We never look into the eyes of despair. In fact, we look right past them, as if the condition of the poor is somehow their rightful place.

We soothe ourselves in the veil of righteous dogma. “The meek shall inherit the earth,” the good book says. There is a place and time for each of us in God’s plan.

Complacency affects us at the individual level, from the resident of a subterranean dorm in Perham Hall to the resident of the ostentatious house at 1600 Pennsylvania Avenue.

Well, good lord almighty I am tired.

Robert Bly made the perfect remark: “Tell me why it is we don’t lift our voices these days and cry over what is happening.”

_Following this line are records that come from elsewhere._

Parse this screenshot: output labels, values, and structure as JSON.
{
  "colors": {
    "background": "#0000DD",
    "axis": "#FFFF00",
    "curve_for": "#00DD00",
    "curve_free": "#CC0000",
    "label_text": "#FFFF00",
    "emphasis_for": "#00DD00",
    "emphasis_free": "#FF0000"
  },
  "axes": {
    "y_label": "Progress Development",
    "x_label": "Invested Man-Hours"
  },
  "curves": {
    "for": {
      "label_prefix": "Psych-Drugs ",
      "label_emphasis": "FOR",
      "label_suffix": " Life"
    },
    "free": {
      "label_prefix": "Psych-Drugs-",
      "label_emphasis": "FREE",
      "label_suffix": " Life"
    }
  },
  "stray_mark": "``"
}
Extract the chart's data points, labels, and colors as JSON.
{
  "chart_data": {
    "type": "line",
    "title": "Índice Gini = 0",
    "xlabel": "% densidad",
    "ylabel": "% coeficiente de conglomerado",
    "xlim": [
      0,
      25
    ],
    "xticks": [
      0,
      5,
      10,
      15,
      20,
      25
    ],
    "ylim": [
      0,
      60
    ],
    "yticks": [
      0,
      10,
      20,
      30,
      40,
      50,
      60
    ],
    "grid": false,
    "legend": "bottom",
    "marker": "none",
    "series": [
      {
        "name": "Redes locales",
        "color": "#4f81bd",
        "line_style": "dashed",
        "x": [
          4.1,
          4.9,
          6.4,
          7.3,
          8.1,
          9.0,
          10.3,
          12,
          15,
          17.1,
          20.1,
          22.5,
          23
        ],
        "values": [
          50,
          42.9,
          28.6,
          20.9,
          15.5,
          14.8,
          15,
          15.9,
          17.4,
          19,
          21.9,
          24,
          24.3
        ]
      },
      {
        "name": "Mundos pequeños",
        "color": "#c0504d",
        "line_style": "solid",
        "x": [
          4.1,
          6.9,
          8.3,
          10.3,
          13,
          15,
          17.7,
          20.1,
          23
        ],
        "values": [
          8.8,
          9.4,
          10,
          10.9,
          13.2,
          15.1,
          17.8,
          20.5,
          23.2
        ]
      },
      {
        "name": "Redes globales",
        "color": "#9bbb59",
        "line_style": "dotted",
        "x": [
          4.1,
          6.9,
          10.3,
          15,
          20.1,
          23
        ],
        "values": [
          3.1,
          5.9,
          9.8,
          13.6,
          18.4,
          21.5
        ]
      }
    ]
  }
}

I am tired of ignorant warmongers stripping more than 60 percent of requested funds for hurricane and flood relief programs in New Orleans last year only to sit in front of Diane Sawyer, ingenuously stating, “I don’t think anyone anticipated the breach of the levees.” Is he really that impenetrable?

I am tired of indolent individuals more concerned with self-satisfaction than with the apocalypses in the Bayou. Is our skin really that thick?

I am tired of imprudent Sunday sermons proclaiming intelligent design in irrational chaos. Is this supposed to be Sodom or Gomorrah?

But most of all I am tired of myself, for complaining to anyone who cares to listen about the $89.75 it took to fill up my truck for a trip to Spokane to pick some peaches while squirming when writing a check for a similar amount to the victims of Katrina.

Is it just me or do you feel the same about yourself?